For fairness, all algorithms are run independently 51 times. The number of iterations for YYPO and its improved algorithms is set to 2500. Iteration times (iter) for the remaining algorithms is related to dimension(D) and population number (pop):

$$ iter \, = \, 10^4 * \, D \, / \, pop $$
(12)

4.2 Performance Analysis of CM-YYPO

Tables 13 give the test results of all algorithms for 28 test functions in 10, 30, and 50 dimensions, respectively. The terms “mean” and “std. Dev.” are used to refer to the mean and standard deviation of the error obtained over the 51 runs. A smaller mean value indicates a better average performance of the algorithm, and a smaller standard deviation means that the algorithm is more stable.

As can be seen from Table 1, CM-YYPO ranked first for eleven times on the 10-dimensional test functions, including two unimodal functions, seven multimodal functions, and two composition functions. The performance in the multimodal functions is significantly better than other comparison algorithms, and slightly worse than YYPO in the composition function. CM-YYPO ranked first the most times. YYPO-SA1 was next, but only ranked first for five times. It shows that the improved strategy proposed in this work, solving the low-dimensional for problem is greatly improved.

As can be shown from Table 2, CM-YYPO ranked first for seventeen times on the 30-dimensional test functions, with three unimodal functions, eight multimodal functions, and six composition functions. It has the best optimization performance on all three types of test functions, especially the solution capability of the composite functions is significantly improved. It is shown that CM-YYPO has obvious superiority in solving high-dimensional problems.

As can be demonstrated from Table 3, CM-YYPO ranked first for seventeen times on the 50-dimensional test functions, including four unimodal functions, eight multimodal functions, and five composition functions. For further increases in dimensionality, CM-YYPO still maintains a superb search capability compared to other algorithms.

The crossover stage of CM-YYPO leads to unsatisfactory performance for f5 and f11. However, the solving ability on f5 is significantly improved at dimension 50. It can be concluded that the performance of CM-YYPO is stable and significant for high-dimensional problems.

To verify the convergence performance of CM-YYPO, eleven representative test functions are selected. Figure 1 shows the convergence curves of all algorithms in 50 dimensions. The horizontal coordinates of the graph indicate the percentage of the maximum number of iterations, and the vertical coordinates indicate the average fitness value over the current number of iterations.
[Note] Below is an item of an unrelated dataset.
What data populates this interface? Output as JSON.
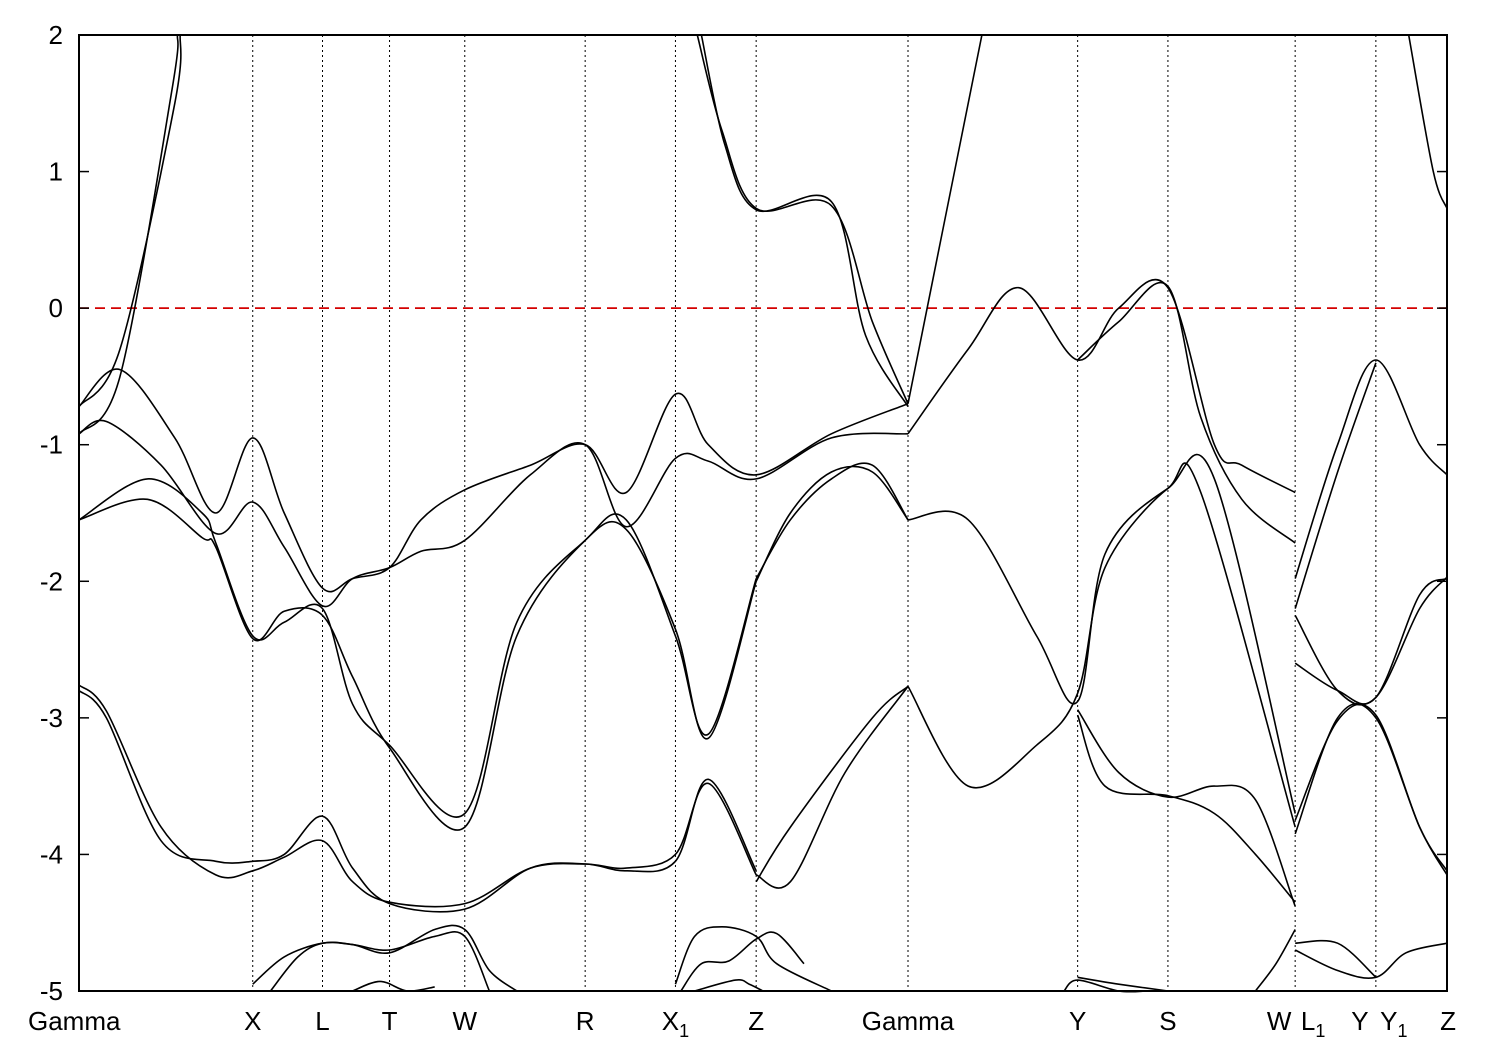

It can be seen from Fig. 1 that CM-YYPO can converge faster on the unimodal functions (f2, f3 and f4); on the multimodal functions (f7 f9 f12 f18 and f20), the tendency to fall into local optimum is slowed down. For the more difficult composition functions (f23 f25 and f27), the convergence speed and solution accuracy of CM-YYPO are also better than other comparative algorithms.
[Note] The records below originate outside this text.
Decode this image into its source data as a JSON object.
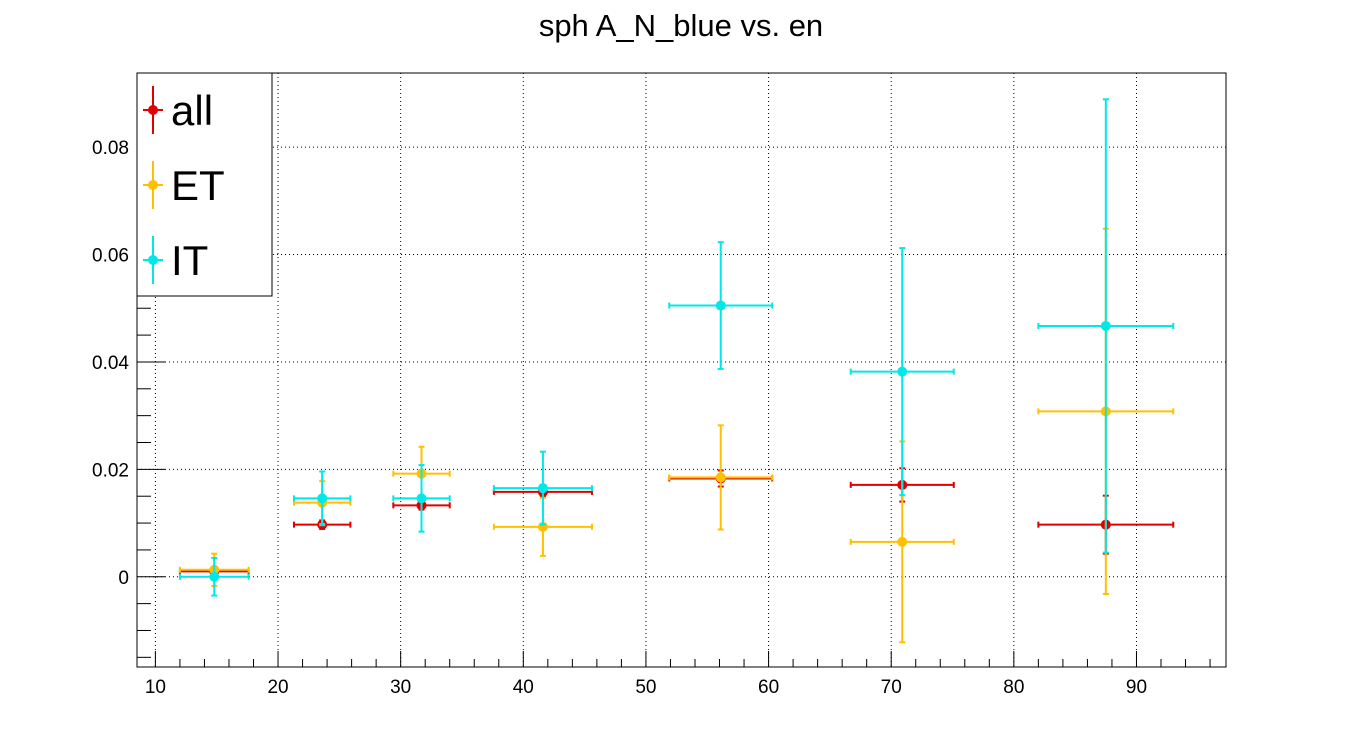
{
  "chart_data": {
    "type": "scatter",
    "title": "sph A_N_blue vs. en",
    "xlabel": "",
    "ylabel": "",
    "xlim": [
      8.5,
      97.3
    ],
    "ylim": [
      -0.0168,
      0.0938
    ],
    "x_ticks": [
      10,
      20,
      30,
      40,
      50,
      60,
      70,
      80,
      90
    ],
    "y_ticks": [
      0,
      0.02,
      0.04,
      0.06,
      0.08
    ],
    "y_tick_labels": [
      "0",
      "0.02",
      "0.04",
      "0.06",
      "0.08"
    ],
    "grid": true,
    "legend_position": "top-left",
    "series": [
      {
        "name": "all",
        "color": "#e00000",
        "points": [
          {
            "x": 14.8,
            "xerr_lo": 2.8,
            "xerr_hi": 2.8,
            "y": 0.001,
            "yerr_lo": 0.0008,
            "yerr_hi": 0.0008
          },
          {
            "x": 23.6,
            "xerr_lo": 2.3,
            "xerr_hi": 2.3,
            "y": 0.0097,
            "yerr_lo": 0.0008,
            "yerr_hi": 0.0008
          },
          {
            "x": 31.7,
            "xerr_lo": 2.3,
            "xerr_hi": 2.3,
            "y": 0.0133,
            "yerr_lo": 0.0008,
            "yerr_hi": 0.0008
          },
          {
            "x": 41.6,
            "xerr_lo": 4.0,
            "xerr_hi": 4.0,
            "y": 0.0158,
            "yerr_lo": 0.0008,
            "yerr_hi": 0.0008
          },
          {
            "x": 56.1,
            "xerr_lo": 4.2,
            "xerr_hi": 4.2,
            "y": 0.0183,
            "yerr_lo": 0.0015,
            "yerr_hi": 0.0015
          },
          {
            "x": 70.9,
            "xerr_lo": 4.2,
            "xerr_hi": 4.2,
            "y": 0.0171,
            "yerr_lo": 0.0031,
            "yerr_hi": 0.0031
          },
          {
            "x": 87.5,
            "xerr_lo": 5.5,
            "xerr_hi": 5.5,
            "y": 0.0097,
            "yerr_lo": 0.0054,
            "yerr_hi": 0.0054
          }
        ]
      },
      {
        "name": "ET",
        "color": "#ffc000",
        "points": [
          {
            "x": 14.8,
            "xerr_lo": 2.8,
            "xerr_hi": 2.8,
            "y": 0.0013,
            "yerr_lo": 0.003,
            "yerr_hi": 0.003
          },
          {
            "x": 23.6,
            "xerr_lo": 2.3,
            "xerr_hi": 2.3,
            "y": 0.0138,
            "yerr_lo": 0.004,
            "yerr_hi": 0.004
          },
          {
            "x": 31.7,
            "xerr_lo": 2.3,
            "xerr_hi": 2.3,
            "y": 0.0192,
            "yerr_lo": 0.005,
            "yerr_hi": 0.005
          },
          {
            "x": 41.6,
            "xerr_lo": 4.0,
            "xerr_hi": 4.0,
            "y": 0.0093,
            "yerr_lo": 0.0054,
            "yerr_hi": 0.0054
          },
          {
            "x": 56.1,
            "xerr_lo": 4.2,
            "xerr_hi": 4.2,
            "y": 0.0185,
            "yerr_lo": 0.0097,
            "yerr_hi": 0.0097
          },
          {
            "x": 70.9,
            "xerr_lo": 4.2,
            "xerr_hi": 4.2,
            "y": 0.0065,
            "yerr_lo": 0.0187,
            "yerr_hi": 0.0187
          },
          {
            "x": 87.5,
            "xerr_lo": 5.5,
            "xerr_hi": 5.5,
            "y": 0.0308,
            "yerr_lo": 0.034,
            "yerr_hi": 0.034
          }
        ]
      },
      {
        "name": "IT",
        "color": "#00e8e8",
        "points": [
          {
            "x": 14.8,
            "xerr_lo": 2.8,
            "xerr_hi": 2.8,
            "y": 0.0,
            "yerr_lo": 0.0035,
            "yerr_hi": 0.0035
          },
          {
            "x": 23.6,
            "xerr_lo": 2.3,
            "xerr_hi": 2.3,
            "y": 0.0146,
            "yerr_lo": 0.005,
            "yerr_hi": 0.005
          },
          {
            "x": 31.7,
            "xerr_lo": 2.3,
            "xerr_hi": 2.3,
            "y": 0.0146,
            "yerr_lo": 0.0062,
            "yerr_hi": 0.0062
          },
          {
            "x": 41.6,
            "xerr_lo": 4.0,
            "xerr_hi": 4.0,
            "y": 0.0165,
            "yerr_lo": 0.0068,
            "yerr_hi": 0.0068
          },
          {
            "x": 56.1,
            "xerr_lo": 4.2,
            "xerr_hi": 4.2,
            "y": 0.0505,
            "yerr_lo": 0.0118,
            "yerr_hi": 0.0118
          },
          {
            "x": 70.9,
            "xerr_lo": 4.2,
            "xerr_hi": 4.2,
            "y": 0.0382,
            "yerr_lo": 0.023,
            "yerr_hi": 0.023
          },
          {
            "x": 87.5,
            "xerr_lo": 5.5,
            "xerr_hi": 5.5,
            "y": 0.0467,
            "yerr_lo": 0.0422,
            "yerr_hi": 0.0422
          }
        ]
      }
    ]
  }
}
In summary, the candidate solutions can effectively improve the quality under the perturbation of elites during the search process. And the mutation operation on the candidate solutions also increases the probability of jumping out of the local optimum.
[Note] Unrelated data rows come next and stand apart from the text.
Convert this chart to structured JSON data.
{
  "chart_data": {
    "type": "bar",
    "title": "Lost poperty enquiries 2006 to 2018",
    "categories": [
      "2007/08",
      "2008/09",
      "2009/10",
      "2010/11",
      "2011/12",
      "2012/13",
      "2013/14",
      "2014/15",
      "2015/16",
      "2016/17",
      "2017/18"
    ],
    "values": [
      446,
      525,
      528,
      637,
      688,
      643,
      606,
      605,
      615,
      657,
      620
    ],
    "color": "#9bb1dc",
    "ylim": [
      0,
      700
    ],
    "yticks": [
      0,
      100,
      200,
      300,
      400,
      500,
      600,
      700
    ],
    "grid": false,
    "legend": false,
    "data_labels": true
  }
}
Table 1. Results of CM-YYPO on the 10-dimensional test functions
Table 2. Results of CM-YYPO on the 30-dimensional test functions
Table 3. Results of CM-YYPO on the 50-dimensional test functions
Fig. 1.
figure 1

Convergence curves for the 50-dimensional case

5 Conclusions

In this paper, the crossover and mutation operators are added to the search mechanism of YYPO for the optimization problems in high dimensions. The splitting method is also improved. According to the comparison results of test functions, proposed CM-YYPO not only overcomes the drawback of early convergence, but also greatly improves the solving ability in each dimension. Especially in solving high-dimensional problems, its search performance is obviously better than other algorithms. However, optimization problems in big data analytics involve more optimization objectives than just high-dimensional features. It is still worthwhile to continue to explore the research on how to extend CM-YYPO effectively to multi-objective optimization problems.